Le simple maintien au lit constitue la forme la plus simple d’immobilisation. À un stade de plus, il peut être également nécessaire d’éviter les mouvements d’un membre. C’est le cas pour les fractures de hanche ou les graves fractures du bras ou de la jambe. Dans ce cas, la personne est plâtrée et mise en traction permanente, le membre suspendu à une potence : c’est l’image classique des films lorsqu’on veut signifier au spectateur que l’accident a été grave. Et c’est en effet ce qui se passe dans la réalité.
Les problèmes dus à l’immobilisation
Toute personne immobilisée risque des problèmes que l’on prévient grâce à des médicaments et à des méthodes de soins.

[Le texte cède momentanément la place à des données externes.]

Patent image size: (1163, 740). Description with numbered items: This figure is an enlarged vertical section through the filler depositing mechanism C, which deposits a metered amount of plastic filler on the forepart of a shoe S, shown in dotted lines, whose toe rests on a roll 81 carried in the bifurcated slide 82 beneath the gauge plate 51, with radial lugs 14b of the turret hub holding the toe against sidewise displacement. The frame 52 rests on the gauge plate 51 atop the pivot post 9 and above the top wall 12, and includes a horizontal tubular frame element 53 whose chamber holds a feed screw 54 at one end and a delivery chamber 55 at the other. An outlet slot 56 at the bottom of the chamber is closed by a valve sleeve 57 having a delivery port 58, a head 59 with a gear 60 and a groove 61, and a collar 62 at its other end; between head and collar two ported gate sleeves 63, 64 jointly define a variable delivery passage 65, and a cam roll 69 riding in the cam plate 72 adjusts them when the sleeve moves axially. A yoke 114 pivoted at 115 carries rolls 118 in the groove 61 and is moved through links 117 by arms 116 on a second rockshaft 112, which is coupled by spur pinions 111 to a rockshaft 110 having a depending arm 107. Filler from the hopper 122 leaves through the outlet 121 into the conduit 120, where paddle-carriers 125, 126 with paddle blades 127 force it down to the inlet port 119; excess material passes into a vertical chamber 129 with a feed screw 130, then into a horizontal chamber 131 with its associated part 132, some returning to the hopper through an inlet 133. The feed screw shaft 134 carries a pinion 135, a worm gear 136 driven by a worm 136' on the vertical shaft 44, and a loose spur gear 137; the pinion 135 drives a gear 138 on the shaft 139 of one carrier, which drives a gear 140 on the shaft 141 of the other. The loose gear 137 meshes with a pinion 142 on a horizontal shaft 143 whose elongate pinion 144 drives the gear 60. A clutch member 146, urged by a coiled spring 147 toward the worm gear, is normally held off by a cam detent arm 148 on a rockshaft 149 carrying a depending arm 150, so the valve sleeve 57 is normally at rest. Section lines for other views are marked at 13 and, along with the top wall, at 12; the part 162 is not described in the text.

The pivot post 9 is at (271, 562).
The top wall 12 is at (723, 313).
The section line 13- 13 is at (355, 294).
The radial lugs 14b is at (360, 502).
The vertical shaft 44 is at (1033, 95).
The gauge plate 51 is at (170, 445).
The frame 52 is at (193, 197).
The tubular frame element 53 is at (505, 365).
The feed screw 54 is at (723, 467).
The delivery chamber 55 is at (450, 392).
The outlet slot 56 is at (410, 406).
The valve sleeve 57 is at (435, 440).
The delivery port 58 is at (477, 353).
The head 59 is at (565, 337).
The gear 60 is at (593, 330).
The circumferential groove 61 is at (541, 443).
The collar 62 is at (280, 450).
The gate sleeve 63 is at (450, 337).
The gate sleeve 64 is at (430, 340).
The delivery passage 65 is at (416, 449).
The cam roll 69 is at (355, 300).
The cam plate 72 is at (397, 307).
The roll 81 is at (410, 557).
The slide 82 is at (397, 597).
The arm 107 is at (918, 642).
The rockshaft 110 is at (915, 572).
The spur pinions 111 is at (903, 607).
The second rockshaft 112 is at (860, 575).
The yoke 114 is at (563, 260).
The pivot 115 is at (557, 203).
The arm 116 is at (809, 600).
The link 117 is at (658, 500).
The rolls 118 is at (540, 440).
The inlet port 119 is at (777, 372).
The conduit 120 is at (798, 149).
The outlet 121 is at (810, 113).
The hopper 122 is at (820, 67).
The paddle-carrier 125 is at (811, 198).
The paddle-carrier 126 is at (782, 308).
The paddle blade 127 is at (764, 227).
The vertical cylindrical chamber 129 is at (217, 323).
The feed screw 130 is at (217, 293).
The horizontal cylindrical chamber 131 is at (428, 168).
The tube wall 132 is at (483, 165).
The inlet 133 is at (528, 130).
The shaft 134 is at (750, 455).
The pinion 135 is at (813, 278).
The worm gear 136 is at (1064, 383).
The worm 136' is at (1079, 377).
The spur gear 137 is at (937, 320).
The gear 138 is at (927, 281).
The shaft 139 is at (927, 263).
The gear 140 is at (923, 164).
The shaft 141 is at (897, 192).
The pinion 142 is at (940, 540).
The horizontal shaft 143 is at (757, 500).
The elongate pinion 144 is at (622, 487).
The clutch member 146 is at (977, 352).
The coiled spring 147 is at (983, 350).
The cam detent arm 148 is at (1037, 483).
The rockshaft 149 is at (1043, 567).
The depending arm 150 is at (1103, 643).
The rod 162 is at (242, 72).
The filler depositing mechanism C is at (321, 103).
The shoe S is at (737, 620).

En premier, le risque d’escarre . Il est prévenu grâce à des matelas alternating et des soins infirmiers (massages locaux répétés de la peau). C’est l’une des complications majeures en cas d’immobilisation au lit. Les zones touchées sont les épaules, les talons, le bas des fesses.
L’amyotrophie, c’est à dire la fonte musculaire. Le fait de ne pas solliciter un muscle entraîne son atrophie. C’est entre autre pour cela qu’une rééducation active et intensive est effectuée le plus tôt possible.
La phlébite . Elle est la hantise du médecin, car le risque de cette complication est l’embolie pulmonaire . C’est la raison pour laquelle toute immobilisation prolongée (au lit ou sous plâtre) impose la mise sous traitement anticoagulant .
Les infections : l’infection urinaire . Elle est due au fait que les urines ont tendance à stagner et que la moiteur du lit favorise le développement des microbes. Les infections pulmonaires . Elles sont du même ordre : la stagnation des mucosités dans les bronches. Les infections de la peau : souvent consécutives à des escarres surinfectés.